Спина Энтони горела огнём, превратившись в один сплошной узел боли. Руки подрагивали от бесконечных наклонов, от резких, точных движений серпа, который казался всё тяжелее с каждым часом. Пот заливал глаза, смешиваясь с пылью, оставляя на лице солёные дорожки. Он работал молча, стиснув зубы, сосредоточенно, превозмогая слабость в мышцах, заставляя каждое движение быть выверенным, несмотря на предательскую дрожь в пальцах.

«Главный мужчина… Главный мужчина…» — стучало в такт ударам сердца, сливаясь со звоном колосьев.

В полдень, когда солнце стояло в зените, превращая поле в раскалённую сковороду, и все работники валились с ног, ища спасения в скудной тени стогов, к нему подошёл Брэдли. Друг детства, крепкий, как молодой дуб, с открытым румяным лицом и вечно немного мечтательным взглядом, сейчас казался смущённым. Он сбросил свою тяжёлую корзину рядом с Энтони и с громким стоном опустился на землю, прислонившись к стогу.

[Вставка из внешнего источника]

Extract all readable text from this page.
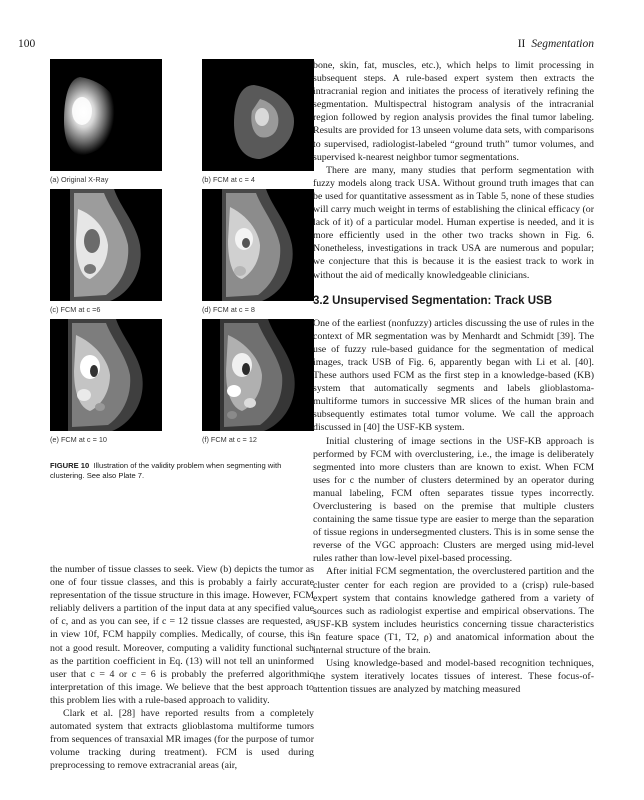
100	II Segmentation
(a) Original X-Ray	(b) FCM at c = 4
(c) FCM at c =6	(d) FCM at c = 8
(e) FCM at c = 10	(f) FCM at c = 12
FIGURE 10 Illustration of the validity problem when segmenting with clustering. See also Plate 7.

the number of tissue classes to seek. View (b) depicts the tumor as one of four tissue classes, and this is probably a fairly accurate representation of the tissue structure in this image. However, FCM reliably delivers a partition of the input data at any specified value of c, and as you can see, if c = 12 tissue classes are requested, as in view 10f, FCM happily complies. Medically, of course, this is not a good result. Moreover, computing a validity functional such as the partition coefficient in Eq. (13) will not tell an uninformed user that c = 4 or c = 6 is probably the preferred algorithmic interpretation of this image. We believe that the best approach to this problem lies with a rule-based approach to validity.

Clark et al. [28] have reported results from a completely automated system that extracts glioblastoma multiforme tumors from sequences of transaxial MR images (for the purpose of tumor volume tracking during treatment). FCM is used during preprocessing to remove extracranial areas (air,

bone, skin, fat, muscles, etc.), which helps to limit processing in subsequent steps. A rule-based expert system then extracts the intracranial region and initiates the process of iteratively refining the segmentation. Multispectral histogram analysis of the intracranial region followed by region analysis provides the final tumor labeling. Results are provided for 13 unseen volume data sets, with comparisons to supervised, radiologist-labeled “ground truth” tumor volumes, and supervised k-nearest neighbor tumor segmentations.

There are many, many studies that perform segmentation with fuzzy models along track USA. Without ground truth images that can be used for quantitative assessment as in Table 5, none of these studies will carry much weight in terms of establishing the clinical efficacy (or lack of it) of a particular model. Human expertise is needed, and it is more efficiently used in the other two tracks shown in Fig. 6. Nonetheless, investigations in track USA are numerous and popular; we conjecture that this is because it is the easiest track to work in without the aid of medically knowledgeable clinicians.

3.2 Unsupervised Segmentation: Track USB

One of the earliest (nonfuzzy) articles discussing the use of rules in the context of MR segmentation was by Menhardt and Schmidt [39]. The use of fuzzy rule-based guidance for the segmentation of medical images, track USB of Fig. 6, apparently began with Li et al. [40]. These authors used FCM as the first step in a knowledge-based (KB) system that automatically segments and labels glioblastoma-multiforme tumors in successive MR slices of the human brain and subsequently estimates total tumor volume. We call the approach discussed in [40] the USF-KB system.

Initial clustering of image sections in the USF-KB approach is performed by FCM with overclustering, i.e., the image is deliberately segmented into more clusters than are known to exist. When FCM uses for c the number of clusters determined by an operator during manual labeling, FCM often separates tissue types incorrectly. Overclustering is based on the premise that multiple clusters containing the same tissue type are easier to merge than the separation of tissue regions in undersegmented clusters. This is in some sense the reverse of the VGC approach: Clusters are merged using mid-level rules rather than low-level pixel-based processing.

After initial FCM segmentation, the overclustered partition and the cluster center for each region are provided to a (crisp) rule-based expert system that contains knowledge gathered from a variety of sources such as radiologist expertise and empirical observations. The USF-KB system includes heuristics concerning tissue characteristics in feature space (T1, T2, ρ) and anatomical information about the internal structure of the brain.

Using knowledge-based and model-based recognition techniques, the system iteratively locates tissues of interest. These focus-of-attention tissues are analyzed by matching measured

— Эх, Энтони, если б ты знал… — Брэдли вздохнул так глубоко, что чуть не сдул соломинку, которую нервно вертел в зубах. Его обычная, чуть нарочитая уверенность куда-то испарилась, сменившись юношеской, почти детской растерянностью.

— Что стряслось? Опять корова Бесси твои сапоги на десерт прихватила? — ухмыльнулся Энтони, вытирая пот со лба тыльной стороной руки, оставляя грязную полосу.

— Хуже, — Брэдли покраснел до самых корней своих светлых волос. — Я… я хочу сделать предложение. Сьюзан.

Энтони присвистнул. Сьюзан, дочь плотника, с густыми золотистыми косами и смехом, чистым и звонким, как журчание лесного ручья. Краса Окленда.

— Так это же отлично! Чего ж ты кислый, как недозрелая слива?

— Отлично? — Брэдли заёрзал на месте. — А если… если она откажет? Если скажет, что я… ну, не достаточно хорош? Или не богат?

Он глядел на Энтони с таким искренним, почти паническим страхом, что тот не мог не рассмеяться. В этом страхе была вся прелесть обычной жизни — не опасность смерти, а боязнь отказа, страх перед счастливым будущим, которое вот-вот может случиться. Энтони на миг почувствовал острое, колющее чувство — не зависть, а тоску по таким простым, человеческим тревогам.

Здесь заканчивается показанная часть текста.